Dubai: At the latest edition of the Arab Strategy Forum held on Monday, global economist Vikram Mansharamani shared his views on whether the world is heading towards an economic recession and whether this presents “an opportunity, a risk or a threat”.
Global recession was last seen during the 2008-2014 period. With the economy expected to record a 3 per cent growth this year, the lowest level seen since 2008, analysts have widely warned against the immediate threat of a highly disruptive global recession.
“We live in a world where we have been hit by waves of social unrest, populism, nationalism, asset bubbles, trade wars, currency wars — we have a chaotic environment,” Mansharamani said, adding that the root causes for all of these include oversupply in the field of technology and energy, and ageing of the world’s largest economies that prompt consumers to spend less.
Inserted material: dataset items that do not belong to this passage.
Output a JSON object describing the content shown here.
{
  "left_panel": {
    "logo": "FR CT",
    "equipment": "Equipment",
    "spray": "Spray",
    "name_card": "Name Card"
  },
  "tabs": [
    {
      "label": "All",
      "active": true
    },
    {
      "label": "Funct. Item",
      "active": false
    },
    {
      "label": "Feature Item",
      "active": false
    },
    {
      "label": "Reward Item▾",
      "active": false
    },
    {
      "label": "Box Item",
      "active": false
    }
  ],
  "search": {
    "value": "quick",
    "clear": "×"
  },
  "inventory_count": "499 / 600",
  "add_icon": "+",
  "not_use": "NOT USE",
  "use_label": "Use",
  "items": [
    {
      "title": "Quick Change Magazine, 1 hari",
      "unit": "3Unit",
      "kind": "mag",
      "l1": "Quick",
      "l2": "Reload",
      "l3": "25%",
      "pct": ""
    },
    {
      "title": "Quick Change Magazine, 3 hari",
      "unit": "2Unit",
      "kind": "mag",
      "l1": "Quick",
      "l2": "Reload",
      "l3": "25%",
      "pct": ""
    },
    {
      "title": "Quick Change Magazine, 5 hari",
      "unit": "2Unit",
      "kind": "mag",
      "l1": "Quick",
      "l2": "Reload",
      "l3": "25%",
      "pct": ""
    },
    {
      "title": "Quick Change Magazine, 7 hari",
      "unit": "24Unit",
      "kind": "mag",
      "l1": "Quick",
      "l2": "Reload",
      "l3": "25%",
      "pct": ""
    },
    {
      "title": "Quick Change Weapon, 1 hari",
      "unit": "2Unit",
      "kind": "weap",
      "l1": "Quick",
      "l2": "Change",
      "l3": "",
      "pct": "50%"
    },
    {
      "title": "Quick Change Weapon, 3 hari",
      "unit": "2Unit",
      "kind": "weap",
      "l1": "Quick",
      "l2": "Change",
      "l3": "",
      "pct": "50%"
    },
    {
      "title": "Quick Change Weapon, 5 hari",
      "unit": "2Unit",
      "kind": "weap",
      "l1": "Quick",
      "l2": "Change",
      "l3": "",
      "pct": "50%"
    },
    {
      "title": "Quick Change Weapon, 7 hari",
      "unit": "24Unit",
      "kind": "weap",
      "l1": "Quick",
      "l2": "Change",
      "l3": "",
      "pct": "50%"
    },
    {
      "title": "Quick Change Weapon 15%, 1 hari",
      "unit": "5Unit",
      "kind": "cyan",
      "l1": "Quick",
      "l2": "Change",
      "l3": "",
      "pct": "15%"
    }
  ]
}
“When we put these together we have global deflationary pressures,” he said. “So in a world where there is not enough demand and too much supply, countries compete using currencies to boost exports, resulting in a winner-take-all market, inequality and social unrest.”
This is tailed by nationalism and populism, with people being led to assign blame, followed by protectionism and taxes on imports, Mansharamani said, adding that this triggers the numerous trade wars we see today not just between the US and China, but also between Korea and Japan. “But this is history, some would say that’s how we got here. The real question right now is to figure out whether there is a recession coming.”
A number of industry-wide gauges indicate that a global economic recession could be as less as 24-36 months away, the economist said. Mansharamani explained how declining growth and bad debt in China, US Fed interest rate cuts, rapid population growth exasperating the problem of oversupply, issues in the technology sphere where cheap capital has enabled non-prudent business models, are all signs that the economy is facing an imminent threat of recession.
“The global economic uncertainty does not limit to just US-China, but ripple effects extend into US-Europe, Japan-Korea, which are paralysing corporate boardrooms of multinational companies as they are no longer investing the way they were,” Mansharamani said. “Global supply chains are shifting away right now, companies are saying that they cannot have sole supplier risk in China or others.”
“So when we put all these pieces together, it shows that in the next 24 months there is a high propensity or high probability that we will face the heat of a recession,” he said, adding that these signs, which usually come 12-18 months before we have a recession, show that the economy is within 36 months of a downturn.